La prima misura prevede che le imprese possano costituire un pegno su beni strumentali per la loro attività, senza la necessità di consegnare detti beni al creditore e potendo pertanto continuare ad utilizzarli. La novità è costituita pertanto dalla possibilità di mantenere il possesso delle cose (per questo il pegno è detto non possessorio) date in garanzia alla banca per ottenere un finanziamento.

La seconda, limitata alle imprese, prevede che in caso di inadempienza la proprietà del bene immobile dato a garanzia possa essere trasferita al creditore, con l’espressa esclusione delle abitazioni principale dell’imprenditore, del suo coniuge e di parenti e affini entro il terzo grado. Sul testo in bozza di questo provvedimento, c’era stata più di una discussione sia perché il favore apparentemente accordato ai sempre perfidi e avidi creditori, aveva colpito l’immaginario collettivo, sia perché questo tipo di accordo era espressamente vietato da 2 articoli (artt. 1963 e 2744) del codice civile. La ratio dei divieti risiedeva nella volontà di evitare che che qualcuno possa “approfittare” della debolezza negoziale di un debitore per sottrargli le proprietà. La versione finale del decreto ovvia a questo problema oltre che con le già menzionate limitazioni (solo imprese ed escluse abitazioni principali) prevedendo espressamente il pagamento da parte del creditore della eventuale differenza tra il valore dell’immobile e il credito.

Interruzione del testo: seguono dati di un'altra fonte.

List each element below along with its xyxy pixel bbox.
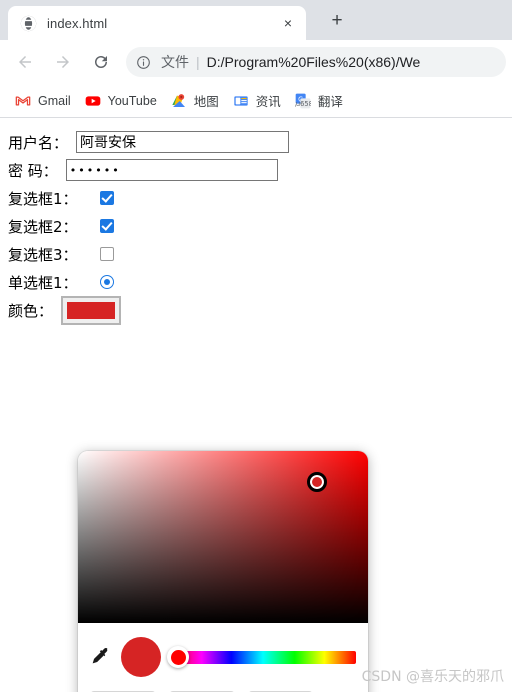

Come interpretare questi astrusi tecnicismi e, soprattutto perché il governo ha ritenuto necessario intervenire nella materia? Il punto di partenza deve essere necessariamente la costatazione del fatto che nel sistema economico italiano l’attività di recupero crediti per via giudiziale è lenta, costosa e particolarmente inefficiente. Questo si può misurare ad esempio osservando la durata media di un esecuzione che, su dati 2013 del ministero di giustizia[3], può variare dal minimo di 2 anni di Trento e Genova ai quasi 8 di Cagliari e Potenza. Oppure guardando alla classifica Ease of doing business della banca mondiale che colloca l’Italia al 111° posto nel 2016 (in salita dal 124° posto del 2015) su 189 paesi nella possibilità di far valere i contratti in giudizio con una durata quasi doppia rispetto alla media dei paesi OECD ad alto reddito.

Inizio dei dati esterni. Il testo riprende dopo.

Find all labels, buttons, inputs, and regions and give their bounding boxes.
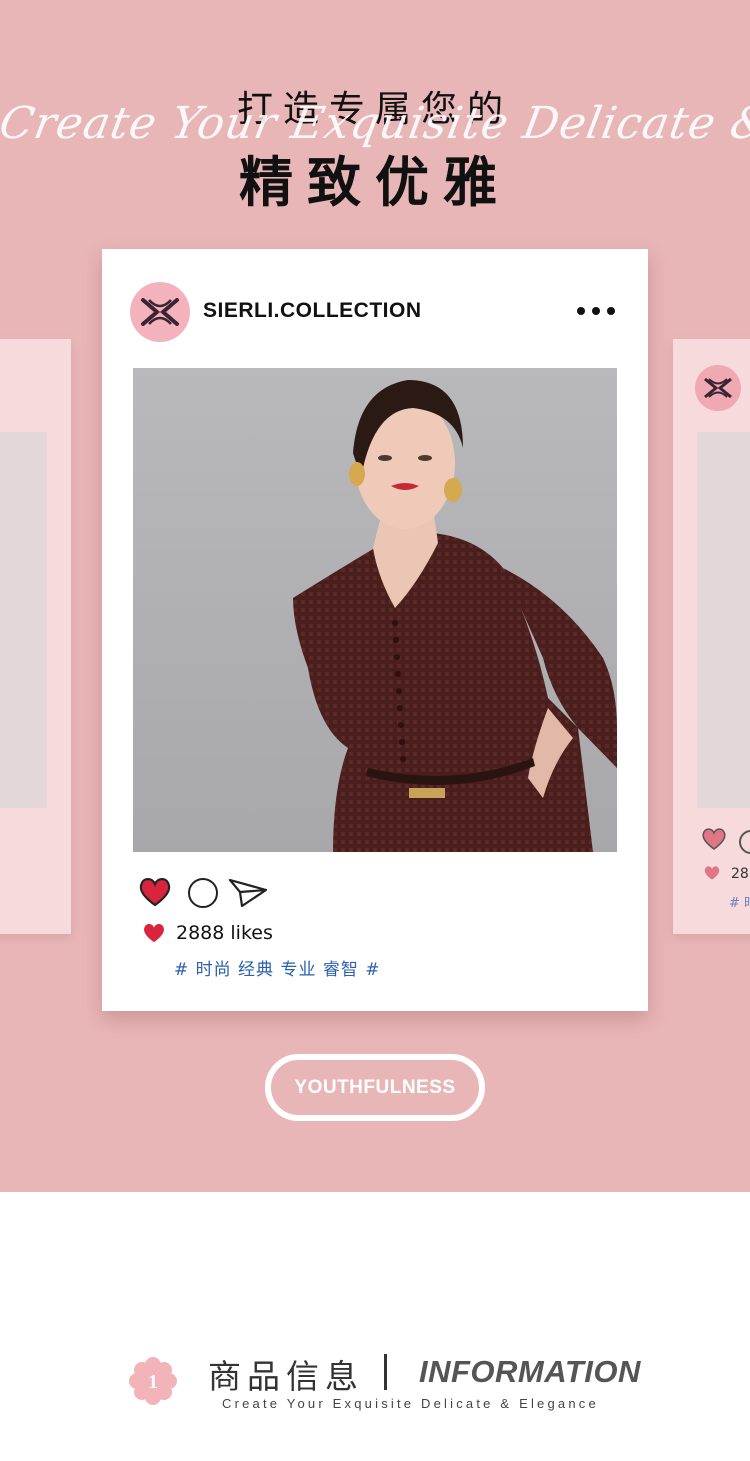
post-photo — [133, 368, 617, 852]
likes-count: 2888 likes — [176, 922, 273, 944]
info-subtitle: Create Your Exquisite Delicate & Eleganc… — [222, 1396, 599, 1411]
side-card-right-photo — [697, 432, 750, 808]
hero-title-line2: 精致优雅 — [239, 151, 511, 214]
hero-section: 打造专属您的 Create Your Exquisite Delicate & … — [0, 0, 750, 1192]
flower-badge-icon: 1 — [129, 1357, 177, 1409]
info-section-header: 1 商品信息 INFORMATION Create Your Exquisite… — [0, 1340, 750, 1420]
youthfulness-button[interactable]: YOUTHFULNESS — [265, 1054, 485, 1121]
post-tags[interactable]: # 时尚 经典 专业 睿智 # — [174, 955, 381, 980]
brand-logo-icon — [695, 365, 741, 411]
side-card-likes: 2888 likes — [731, 866, 750, 882]
brand-logo-icon[interactable] — [130, 282, 190, 342]
info-number: 1 — [148, 1371, 158, 1393]
side-card-left-photo — [0, 432, 47, 808]
comment-circle-icon[interactable] — [188, 878, 218, 908]
info-title-cn: 商品信息 — [208, 1357, 364, 1396]
side-card-right[interactable]: 2888 likes # 时 — [673, 339, 750, 934]
comment-circle-icon[interactable] — [739, 830, 750, 854]
likes-heart-icon — [142, 922, 166, 948]
youthfulness-button-label: YOUTHFULNESS — [294, 1076, 456, 1098]
heart-icon[interactable] — [701, 827, 727, 855]
info-title-en: INFORMATION — [419, 1354, 641, 1389]
model-illustration — [293, 380, 617, 852]
heart-icon[interactable] — [138, 876, 172, 912]
more-horizontal-icon[interactable] — [577, 305, 615, 317]
side-card-left[interactable] — [0, 339, 71, 934]
side-card-tags[interactable]: # 时 — [729, 892, 750, 911]
send-plane-icon[interactable] — [228, 876, 268, 912]
likes-heart-icon — [703, 865, 721, 885]
info-divider — [384, 1354, 387, 1390]
post-card: SIERLI.COLLECTION 2888 likes # 时尚 经典 专业 … — [102, 249, 648, 1011]
account-handle[interactable]: SIERLI.COLLECTION — [203, 299, 422, 323]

Perché dovrebbe interessarci se è lento e costoso recuperare i crediti? Perché in primo luogo questo influisce sulla erogazione di finanziamenti e quindi sulla “benzina” che fa girare l’economia: le banche, per tener conto dei problemi nel recupero in caso di inadempienza tipicamente richiedono tassi più elevati, maggiori garanzie e in generale tendono ad concedere meno finanziamenti. In secondo luogo, anche a causa della severa recessione iniziata nel 2008, il sistema bancario italiano ha accumulato una quantità molto elevata di crediti problematici: le prospettive lente e scarse di recupero su questi crediti costituiscono una vera e propria spada di Damocle sui bilanci dei nostri istituti, in molti casi già molto fragili (senza tenere conto di casi limite come ad es la banca popolare di Vicenza che ha di recente richiesto un intervento straordinario onde evitare la risoluzione).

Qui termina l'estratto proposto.